The claim of Christianity, however, is that we can know something about God, because God has chosen to come to us as Jesus. God wants us to know him. God longs to be in a relationship with us.
John’s beautiful prologue to his Gospel, the passage we just heard, describes God as the Word. God’s voice animates creation, God spoke and the world began. The Word was in the beginning with God, and all things came into being through him. And the Word was God.
It’s a beautiful, majestic way to describe God, especially as he goes on to say God the Word became flesh and lived among us. The Message paraphrase of the Bible describes it like this: “The Word became flesh and blood and moved into the neighborhood.”
God became knowable. God revealed himself to us. God didn’t stay off somewhere far away in heaven; God moved into our neighborhood, into our lives. When we look at Jesus, the baby whose birth we celebrate today, we see God.

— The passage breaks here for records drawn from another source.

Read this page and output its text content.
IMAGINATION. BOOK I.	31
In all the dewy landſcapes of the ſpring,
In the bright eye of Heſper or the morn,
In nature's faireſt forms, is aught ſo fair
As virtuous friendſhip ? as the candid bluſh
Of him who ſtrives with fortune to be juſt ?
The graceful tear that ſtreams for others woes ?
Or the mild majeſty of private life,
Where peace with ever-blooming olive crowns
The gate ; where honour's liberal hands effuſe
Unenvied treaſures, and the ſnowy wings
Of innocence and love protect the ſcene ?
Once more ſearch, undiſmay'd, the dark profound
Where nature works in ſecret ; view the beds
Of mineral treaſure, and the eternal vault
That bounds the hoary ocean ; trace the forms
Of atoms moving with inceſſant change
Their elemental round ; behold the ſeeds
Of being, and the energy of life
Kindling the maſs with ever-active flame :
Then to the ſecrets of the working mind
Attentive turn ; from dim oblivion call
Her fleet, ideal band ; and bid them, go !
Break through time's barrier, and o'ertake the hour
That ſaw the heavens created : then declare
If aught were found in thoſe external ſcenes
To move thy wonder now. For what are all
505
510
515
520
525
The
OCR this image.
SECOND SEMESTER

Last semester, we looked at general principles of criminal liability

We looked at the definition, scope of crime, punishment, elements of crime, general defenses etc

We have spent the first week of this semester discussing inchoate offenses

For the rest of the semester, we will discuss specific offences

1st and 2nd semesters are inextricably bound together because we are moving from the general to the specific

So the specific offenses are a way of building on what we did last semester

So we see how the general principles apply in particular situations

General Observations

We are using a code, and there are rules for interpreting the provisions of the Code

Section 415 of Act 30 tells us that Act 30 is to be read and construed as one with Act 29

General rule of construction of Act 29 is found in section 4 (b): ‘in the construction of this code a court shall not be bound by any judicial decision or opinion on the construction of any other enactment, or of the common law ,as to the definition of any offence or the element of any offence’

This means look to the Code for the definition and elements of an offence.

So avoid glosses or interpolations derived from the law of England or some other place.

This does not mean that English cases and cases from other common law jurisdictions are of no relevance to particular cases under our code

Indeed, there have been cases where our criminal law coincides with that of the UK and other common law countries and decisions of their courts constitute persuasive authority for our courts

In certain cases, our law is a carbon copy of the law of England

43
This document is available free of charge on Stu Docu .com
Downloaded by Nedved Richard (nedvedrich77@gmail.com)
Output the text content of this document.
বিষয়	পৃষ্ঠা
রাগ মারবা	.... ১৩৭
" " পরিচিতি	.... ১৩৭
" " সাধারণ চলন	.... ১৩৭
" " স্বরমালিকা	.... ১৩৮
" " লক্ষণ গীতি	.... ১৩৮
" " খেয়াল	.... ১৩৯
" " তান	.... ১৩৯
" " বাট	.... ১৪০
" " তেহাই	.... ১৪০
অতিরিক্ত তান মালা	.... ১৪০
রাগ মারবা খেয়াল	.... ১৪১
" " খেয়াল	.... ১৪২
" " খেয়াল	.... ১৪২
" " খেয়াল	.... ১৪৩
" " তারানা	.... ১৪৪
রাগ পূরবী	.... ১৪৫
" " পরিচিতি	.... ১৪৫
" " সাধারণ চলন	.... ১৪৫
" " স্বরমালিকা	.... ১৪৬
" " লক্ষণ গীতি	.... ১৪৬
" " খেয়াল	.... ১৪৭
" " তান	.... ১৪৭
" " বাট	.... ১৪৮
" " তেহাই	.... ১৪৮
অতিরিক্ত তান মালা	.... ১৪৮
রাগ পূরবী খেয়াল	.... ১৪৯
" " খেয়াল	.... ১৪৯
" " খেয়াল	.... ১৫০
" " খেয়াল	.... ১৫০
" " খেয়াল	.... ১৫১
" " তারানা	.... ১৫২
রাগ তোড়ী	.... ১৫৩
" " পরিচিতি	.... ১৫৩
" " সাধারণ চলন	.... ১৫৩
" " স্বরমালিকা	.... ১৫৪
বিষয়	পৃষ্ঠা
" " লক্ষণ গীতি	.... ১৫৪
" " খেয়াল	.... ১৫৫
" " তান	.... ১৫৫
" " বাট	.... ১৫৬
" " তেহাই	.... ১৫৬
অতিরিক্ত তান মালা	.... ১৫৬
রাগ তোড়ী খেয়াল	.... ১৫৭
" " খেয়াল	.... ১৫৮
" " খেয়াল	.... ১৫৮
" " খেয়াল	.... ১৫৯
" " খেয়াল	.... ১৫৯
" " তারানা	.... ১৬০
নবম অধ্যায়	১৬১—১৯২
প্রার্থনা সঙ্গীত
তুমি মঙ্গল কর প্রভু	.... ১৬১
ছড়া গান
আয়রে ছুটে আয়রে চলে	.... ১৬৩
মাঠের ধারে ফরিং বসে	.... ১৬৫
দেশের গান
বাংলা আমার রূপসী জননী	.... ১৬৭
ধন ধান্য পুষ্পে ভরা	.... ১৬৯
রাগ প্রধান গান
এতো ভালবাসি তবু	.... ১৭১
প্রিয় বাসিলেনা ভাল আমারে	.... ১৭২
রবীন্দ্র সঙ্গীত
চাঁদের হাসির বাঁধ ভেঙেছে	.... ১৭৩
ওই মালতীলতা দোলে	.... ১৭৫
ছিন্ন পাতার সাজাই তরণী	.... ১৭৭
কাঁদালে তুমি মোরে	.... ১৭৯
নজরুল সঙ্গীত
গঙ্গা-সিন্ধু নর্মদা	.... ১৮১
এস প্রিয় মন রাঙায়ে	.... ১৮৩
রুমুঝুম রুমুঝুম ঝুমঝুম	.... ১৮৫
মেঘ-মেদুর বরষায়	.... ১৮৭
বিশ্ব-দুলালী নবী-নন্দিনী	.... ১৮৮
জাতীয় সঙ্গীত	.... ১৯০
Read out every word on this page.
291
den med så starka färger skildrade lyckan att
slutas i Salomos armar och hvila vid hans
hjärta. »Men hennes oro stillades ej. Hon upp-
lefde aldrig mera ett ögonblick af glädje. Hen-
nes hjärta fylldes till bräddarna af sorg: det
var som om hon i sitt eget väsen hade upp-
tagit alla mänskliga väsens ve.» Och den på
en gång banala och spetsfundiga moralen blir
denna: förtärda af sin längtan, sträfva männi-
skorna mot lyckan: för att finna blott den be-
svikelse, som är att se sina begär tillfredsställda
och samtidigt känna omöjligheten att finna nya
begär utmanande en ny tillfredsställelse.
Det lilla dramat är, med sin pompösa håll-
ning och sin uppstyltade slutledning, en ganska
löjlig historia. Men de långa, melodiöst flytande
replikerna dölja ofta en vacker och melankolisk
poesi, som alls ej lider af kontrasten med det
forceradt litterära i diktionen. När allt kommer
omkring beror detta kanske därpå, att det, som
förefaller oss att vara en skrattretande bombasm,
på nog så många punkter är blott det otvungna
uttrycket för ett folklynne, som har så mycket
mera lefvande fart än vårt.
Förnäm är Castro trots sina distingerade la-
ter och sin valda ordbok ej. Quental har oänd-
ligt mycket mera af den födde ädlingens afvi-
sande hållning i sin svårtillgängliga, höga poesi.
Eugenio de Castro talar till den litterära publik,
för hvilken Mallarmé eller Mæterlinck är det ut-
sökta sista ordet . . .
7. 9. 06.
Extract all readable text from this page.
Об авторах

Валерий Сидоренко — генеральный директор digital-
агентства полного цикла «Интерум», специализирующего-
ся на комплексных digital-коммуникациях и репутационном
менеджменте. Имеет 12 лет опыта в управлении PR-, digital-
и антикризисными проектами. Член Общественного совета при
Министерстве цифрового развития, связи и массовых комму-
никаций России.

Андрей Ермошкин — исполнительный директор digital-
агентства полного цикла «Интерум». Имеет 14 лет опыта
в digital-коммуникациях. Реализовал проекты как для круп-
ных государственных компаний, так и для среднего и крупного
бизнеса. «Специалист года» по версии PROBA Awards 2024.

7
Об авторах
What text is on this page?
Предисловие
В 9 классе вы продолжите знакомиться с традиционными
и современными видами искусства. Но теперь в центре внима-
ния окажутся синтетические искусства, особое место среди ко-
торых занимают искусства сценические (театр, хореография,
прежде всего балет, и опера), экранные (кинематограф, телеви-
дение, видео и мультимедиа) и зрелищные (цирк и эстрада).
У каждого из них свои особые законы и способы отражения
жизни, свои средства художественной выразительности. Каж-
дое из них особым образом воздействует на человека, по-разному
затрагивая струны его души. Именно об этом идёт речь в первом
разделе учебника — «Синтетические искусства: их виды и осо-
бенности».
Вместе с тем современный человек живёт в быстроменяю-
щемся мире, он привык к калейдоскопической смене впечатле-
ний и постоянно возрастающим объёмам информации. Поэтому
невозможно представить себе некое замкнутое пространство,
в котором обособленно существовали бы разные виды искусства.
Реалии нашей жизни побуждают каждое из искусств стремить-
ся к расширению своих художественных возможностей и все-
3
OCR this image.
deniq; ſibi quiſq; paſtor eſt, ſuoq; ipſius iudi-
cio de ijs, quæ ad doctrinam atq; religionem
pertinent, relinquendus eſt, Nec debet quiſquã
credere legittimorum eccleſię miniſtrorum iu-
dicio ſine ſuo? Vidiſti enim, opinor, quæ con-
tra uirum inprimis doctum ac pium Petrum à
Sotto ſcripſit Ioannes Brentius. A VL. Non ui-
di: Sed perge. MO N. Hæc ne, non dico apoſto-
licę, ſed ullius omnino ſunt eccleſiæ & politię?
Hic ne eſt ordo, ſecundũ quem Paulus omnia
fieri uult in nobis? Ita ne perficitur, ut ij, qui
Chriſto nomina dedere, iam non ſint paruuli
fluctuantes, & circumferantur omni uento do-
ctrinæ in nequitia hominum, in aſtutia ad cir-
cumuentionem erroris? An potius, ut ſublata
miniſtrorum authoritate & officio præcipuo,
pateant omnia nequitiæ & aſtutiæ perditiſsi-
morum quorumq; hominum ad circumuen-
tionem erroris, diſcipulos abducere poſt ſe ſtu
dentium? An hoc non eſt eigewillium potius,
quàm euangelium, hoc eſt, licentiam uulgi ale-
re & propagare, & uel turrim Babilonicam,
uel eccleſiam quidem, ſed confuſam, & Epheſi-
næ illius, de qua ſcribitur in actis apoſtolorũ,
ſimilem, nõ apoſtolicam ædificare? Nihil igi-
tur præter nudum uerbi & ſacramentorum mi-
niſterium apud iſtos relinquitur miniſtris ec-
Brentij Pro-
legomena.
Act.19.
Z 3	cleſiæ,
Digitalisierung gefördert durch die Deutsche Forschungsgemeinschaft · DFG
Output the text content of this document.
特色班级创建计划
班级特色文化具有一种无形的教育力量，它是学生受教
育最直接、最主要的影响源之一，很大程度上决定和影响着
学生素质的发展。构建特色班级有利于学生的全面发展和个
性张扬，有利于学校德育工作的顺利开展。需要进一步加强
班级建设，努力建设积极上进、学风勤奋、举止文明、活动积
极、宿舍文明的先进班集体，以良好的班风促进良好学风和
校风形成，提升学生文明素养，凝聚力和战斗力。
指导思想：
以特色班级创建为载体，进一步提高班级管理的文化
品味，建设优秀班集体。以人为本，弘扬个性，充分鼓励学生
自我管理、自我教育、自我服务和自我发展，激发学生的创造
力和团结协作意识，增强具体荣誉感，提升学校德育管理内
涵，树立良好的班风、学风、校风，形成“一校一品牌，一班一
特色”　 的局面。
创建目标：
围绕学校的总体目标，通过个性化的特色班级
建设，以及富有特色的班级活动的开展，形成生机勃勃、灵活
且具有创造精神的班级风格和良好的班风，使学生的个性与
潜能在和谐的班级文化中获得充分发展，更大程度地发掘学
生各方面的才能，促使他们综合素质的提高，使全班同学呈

Quoting from the Message again, verse 18 of John’s prologue, “No one has ever seen God, not so much as a glimpse. This one-of-a-kind God-Expression, who exists at the very heart of the Father, has made him plain as day.”
Trying to picture God the eternal, infinite Creator is more than our little human brains can handle. We can’t grasp God.
Martin Luther in a Christmas sermon put it like this:
“I would not have you contemplate the deity of Christ, the majesty of Christ, but rather his flesh. Look upon the baby Jesus. Divinity may terrify man. Inexpressible majesty will crush him. That is why Christ took on our humanity, save for sin, that he should not terrify us but rather that with love and favor he should console and confirm.”
To understand God, we need to look at Jesus. We look at the life he lived, we look at his healings, his teachings, at his death on the cross to forgive us, and we learn about God. Jesus is how we meet God.
By looking at Jesus, we learn about God’s love and God’s care, and we also learn something about God from the way God chooses to enter the world.
God isn’t just found in the majesty, in the peaceful places, in the sacred; God is also found in the messiness and the chaos, in the weakness of a little baby. God moves into our neighborhood, which means we should go out there too. God cares about the world, so we should too.
Without Jesus, we could catch glimpses of God’s character, but in the Word made flesh, we see God’s greatest revelation. As the Hebrews reading said, “Long ago, God spoke to our ancestors in many and various ways by the prophets.”
There are lots of ways we can learn bits about God, from the prophets and the entire Old Testament of the Bible. “But in these last days, he has spoken to us by a Son.” All of the Bible, the Old and New Testaments, all of it points to Jesus, to God in the flesh.
We celebrate at Christmas because God has chosen to reveal himself to us. God isn’t just some spirit out there, or something like the Force from Star Wars. God isn’t just out there somewhere.
Because of Christmas, we know God is personal. When you take communion in a few minutes and taste the body and blood of our Lord, that’s personal. When you are drowned in the waters of baptism and given new life, that’s personal.
Out of the Father’s love, God the Creator comes to you, to all of us. God’s light shines into our darkness. Merry Christmas.